Vignette 2 Design criteria

The process of optimal design for SCR is comprised of two components: a set of possible sampling locations, and an optimization criteria for selecting among those locations. In this way, the selection of an optimization criteria is critical to the end result of the study design.

2.1 Explanation of criteria

Here we describe two fundamental criteria, \(Q_{\bar{p}}\) and \(Q_{\bar{p}_{m}}\), as well as a third, \(Q_{\bar{p}_{b}}\), which is simply the sum of the two prior. At their foundation, \(Q_{\bar{p}}\) and \(Q_{\bar{p}_{m}}\) are entirely model-based, meaning that they are derived directly from the null SCR model, making for an explicit and logical relationship between design and estimation. More specifically, the criteria we propose are derived from the standard encounter process model in SCR. For a full and detailed explanation of the math behind these criteria, see Dupont et al. (2020). In summary:

2.2 Mathematical basis of criteria

To calculate these criteria, we start by calculating the probability that an individual at an activity center is detected in any trap (i.e., marginalized over all traps), \(\bar{p}(s_i,{\cal{X}})\). We then average this over all possible activity center locations (i.e., pixels in the state-space) to calculate \(\bar{p}({\cal{X}})\), which we denote simply as \(\bar{p}\).
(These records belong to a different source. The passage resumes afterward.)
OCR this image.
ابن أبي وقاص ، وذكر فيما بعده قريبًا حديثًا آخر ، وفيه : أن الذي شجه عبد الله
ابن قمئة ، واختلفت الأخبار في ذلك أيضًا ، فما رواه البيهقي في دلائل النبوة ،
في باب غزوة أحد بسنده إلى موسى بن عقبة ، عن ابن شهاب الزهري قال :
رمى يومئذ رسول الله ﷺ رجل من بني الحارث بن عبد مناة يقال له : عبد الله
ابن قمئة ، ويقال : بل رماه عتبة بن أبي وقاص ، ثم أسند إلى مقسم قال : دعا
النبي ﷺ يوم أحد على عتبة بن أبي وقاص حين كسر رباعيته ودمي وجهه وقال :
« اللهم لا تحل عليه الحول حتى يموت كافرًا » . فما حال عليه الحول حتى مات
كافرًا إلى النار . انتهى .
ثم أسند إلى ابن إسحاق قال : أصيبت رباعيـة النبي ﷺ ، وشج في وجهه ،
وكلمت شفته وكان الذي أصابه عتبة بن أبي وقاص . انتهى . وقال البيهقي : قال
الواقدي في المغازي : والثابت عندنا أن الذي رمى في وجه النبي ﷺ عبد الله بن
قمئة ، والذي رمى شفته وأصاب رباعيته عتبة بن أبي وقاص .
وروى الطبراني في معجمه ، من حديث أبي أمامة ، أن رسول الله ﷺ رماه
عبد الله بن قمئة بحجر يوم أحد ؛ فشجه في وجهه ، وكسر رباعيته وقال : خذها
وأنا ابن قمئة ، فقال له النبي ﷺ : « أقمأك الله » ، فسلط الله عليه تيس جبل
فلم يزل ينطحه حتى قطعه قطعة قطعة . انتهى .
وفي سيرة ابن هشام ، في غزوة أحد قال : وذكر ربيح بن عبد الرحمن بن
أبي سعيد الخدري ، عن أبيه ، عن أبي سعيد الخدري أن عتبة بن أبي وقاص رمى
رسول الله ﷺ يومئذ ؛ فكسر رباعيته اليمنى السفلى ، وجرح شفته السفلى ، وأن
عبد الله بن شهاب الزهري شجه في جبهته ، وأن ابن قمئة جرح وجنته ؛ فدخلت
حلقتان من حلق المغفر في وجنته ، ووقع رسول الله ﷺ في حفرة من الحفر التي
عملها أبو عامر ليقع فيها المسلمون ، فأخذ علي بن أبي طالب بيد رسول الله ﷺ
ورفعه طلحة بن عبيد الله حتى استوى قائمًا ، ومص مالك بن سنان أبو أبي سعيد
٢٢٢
Now that we have \(\bar{p}\), we calculate \(\bar{p}_{m}\) by subtracting from 1 two values: the probability of an individual not being captured, \(\bar{p}_0(s_i,{\cal{X}})\), and the probability of an individual being captured in just one trap, \(\bar{p}_1(s_i,{\cal{X}})\). To do this, the probability of an individual not being captured is 1 minus the probability of an individual being captured at any trap: \(1 - \bar{p}(s_i,{\cal{X}})\) (see above). Next, the probability of an individual being captured in exactly one trap is the ratio of an individual being captured to 1 minus that value, summed across all traps, and multiplied by the probability of not being captured (as previously described).

Computationally, the genetic algorithm optimizes by finding the minimum value of a given criteria, so to create \(Q_{\bar{p}}\) and \(Q_{\bar{p}_{m}}\) we assign the negative of \(\bar{p}\) and \(\bar{p}_{m}\) to their respective criterion:

  • \(Q_{\bar{p}} = -\bar{p}({\cal{X}})\)

  • \(Q_{\bar{p}_{m}} = -\bar{p}_{m}({\cal{X}})\)

Following this, \(Q_{\bar{p}_{b}}\) is the result of summing those two criteria:

  • \(Q_{\bar{p}_{b}} = Q_{\bar{p}} + Q_{\bar{p}_{m}}\).

2.3 Criteria 1: space-filling

Selects for “space-filling” by optimizing for the probability of a capture.

2.4 Criteria 2: space-constraining

Selects for “space-restricting” (tight clustering) by optimizing for the probability of capture at more than one trap (a.k.a., a movement recapture).

2.5 Criteria 3: constrained space-filling

Balances the \(Q_{\bar{p}}\) and \(Q_{\bar{p}_{m}}\) criteria to select for clustered “space-filling” by optimizing for the sum of probability of a capture and a movement recapture.